Paper Structure (41 sections, 13 equations, 17 figures, 21 tables)

This paper contains 41 sections, 13 equations, 17 figures, 21 tables.

Figures (17)

  • Figure 1: CompSplat achieves high-quality novel view synthesis from real-world compressed videos. Given (a) compressed video input, our approach leverages (b) compression information showing per-frame quality variations from different quantization parameters. Due to degraded inputs from compression, previous methods (c) NoPe-NeRF, (d) LocalRF, and (e) LongSplat generate blurry or distorted results. In contrast, through compression-aware optimization, (f) our proposed method produces clear reconstructions with fine details.
  • Figure 2: Overview of the CompSplat pipeline: (a) Our approach builds upon an unposed-GS framework, reconstructing a 3D Gaussian scene from compressed videos through incremental pose estimation and optimization. (b) Frame-wise compression information (QP and bitrates) is converted into a confidence score. (c) We introduce Quality-guided Density Control, which regulates Gaussian optimization based on frame reliability: (c.1) Scale-based pruning removes over-diffused Gaussians that primarily arise in low-quality frames by leveraging frame confidence. (c.2) Adaptive Densification and Pruning adjust densification gradient and pruning opacity thresholds based on frame confidence. (d) Quality Gap-aware Masking mitigates frame-to-frame quality differences by applying a gap ratio–based pixel mask.
  • Figure 3: Frame-wise compression analysis. During video compression, each frame is encoded with QP values, leading to substantial inter-frame variations in PSNR and bitrate. This non-uniformity becomes more pronounced in long real-world videos, highlighting the need to explicitly consider frame-wise compression artifacts when applying 3DGS to compressed video.
  • Figure 4: Qualitative comparison on the Free dataset free.

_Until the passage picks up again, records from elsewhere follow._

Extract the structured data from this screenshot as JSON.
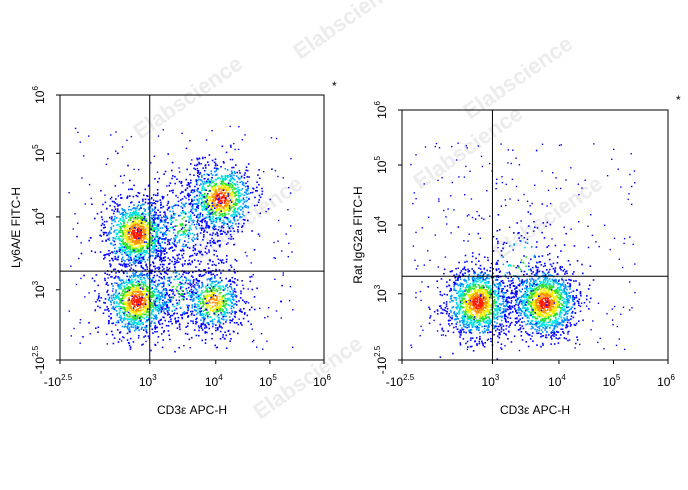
{
  "watermark": "Elabscience",
  "colors": {
    "density": [
      "#0000ff",
      "#0090ff",
      "#00e0e0",
      "#30e030",
      "#f0f000",
      "#ff9000",
      "#ff1a00"
    ],
    "frame": "#000000"
  },
  "chart_data": [
    {
      "type": "scatter",
      "subtype": "flow-cytometry-density-dot-plot",
      "title": "",
      "xlabel": "CD3ε APC-H",
      "ylabel": "Ly6A/E FITC-H",
      "x_scale": "biexponential",
      "y_scale": "biexponential",
      "x_ticks": [
        {
          "base": "-10",
          "exp": "2.5"
        },
        {
          "base": "10",
          "exp": "3"
        },
        {
          "base": "10",
          "exp": "4"
        },
        {
          "base": "10",
          "exp": "5"
        },
        {
          "base": "10",
          "exp": "6"
        }
      ],
      "y_ticks": [
        {
          "base": "-10",
          "exp": "2.5"
        },
        {
          "base": "10",
          "exp": "3"
        },
        {
          "base": "10",
          "exp": "4"
        },
        {
          "base": "10",
          "exp": "5"
        },
        {
          "base": "10",
          "exp": "6"
        }
      ],
      "x_range": [
        -316,
        1000000
      ],
      "y_range": [
        -316,
        1000000
      ],
      "quadrant_gate": {
        "x": 1000,
        "y": 1800
      },
      "corner_mark": "*",
      "populations": [
        {
          "x": 150,
          "y": 6000,
          "count": 1100,
          "peak": "high"
        },
        {
          "x": 150,
          "y": 150,
          "count": 1100,
          "peak": "high"
        },
        {
          "x": 12000,
          "y": 20000,
          "count": 900,
          "peak": "high"
        },
        {
          "x": 9000,
          "y": 150,
          "count": 650,
          "peak": "medium"
        },
        {
          "x": 3000,
          "y": 8000,
          "count": 450,
          "peak": "low"
        },
        {
          "x": 2500,
          "y": 600,
          "count": 250,
          "peak": "low"
        }
      ]
    },
    {
      "type": "scatter",
      "subtype": "flow-cytometry-density-dot-plot",
      "title": "",
      "xlabel": "CD3ε APC-H",
      "ylabel": "Rat IgG2a FITC-H",
      "x_scale": "biexponential",
      "y_scale": "biexponential",
      "x_ticks": [
        {
          "base": "-10",
          "exp": "2.5"
        },
        {
          "base": "10",
          "exp": "3"
        },
        {
          "base": "10",
          "exp": "4"
        },
        {
          "base": "10",
          "exp": "5"
        },
        {
          "base": "10",
          "exp": "6"
        }
      ],
      "y_ticks": [
        {
          "base": "-10",
          "exp": "2.5"
        },
        {
          "base": "10",
          "exp": "3"
        },
        {
          "base": "10",
          "exp": "4"
        },
        {
          "base": "10",
          "exp": "5"
        },
        {
          "base": "10",
          "exp": "6"
        }
      ],
      "x_range": [
        -316,
        1000000
      ],
      "y_range": [
        -316,
        1000000
      ],
      "quadrant_gate": {
        "x": 1000,
        "y": 1800
      },
      "corner_mark": "*",
      "populations": [
        {
          "x": 120,
          "y": 200,
          "count": 1300,
          "peak": "high"
        },
        {
          "x": 6000,
          "y": 200,
          "count": 1300,
          "peak": "high"
        },
        {
          "x": 2500,
          "y": 3000,
          "count": 140,
          "peak": "low"
        }
      ]
    }
  ]
}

We compare our method against CF-3DGS cf3dgs, NoPe-NeRF nopenerf, LocalRF localrf, and LongSplat longsplat. CF-3DGS produces highly diffused or incorrect Gaussians on compressed datasets, making object and scene structures difficult to recognize. Other baseline methods also yield blurry or geometrically distorted reconstructions. LongSplat performs relatively well; however, when combined with our approach, the results exhibit sharper textures and clearer object boundaries, demonstrating improved reconstruction quality even under compressed conditions.
  • Figure 5: Visualization of camera trajectories on the Free dataset free. CF-3DGS fails to estimate a valid camera trajectory due to OOM when processing long sequences. Compared to LongSplat and other baselines, our method produces more stable and consistent camera trajectories under compressed video frames.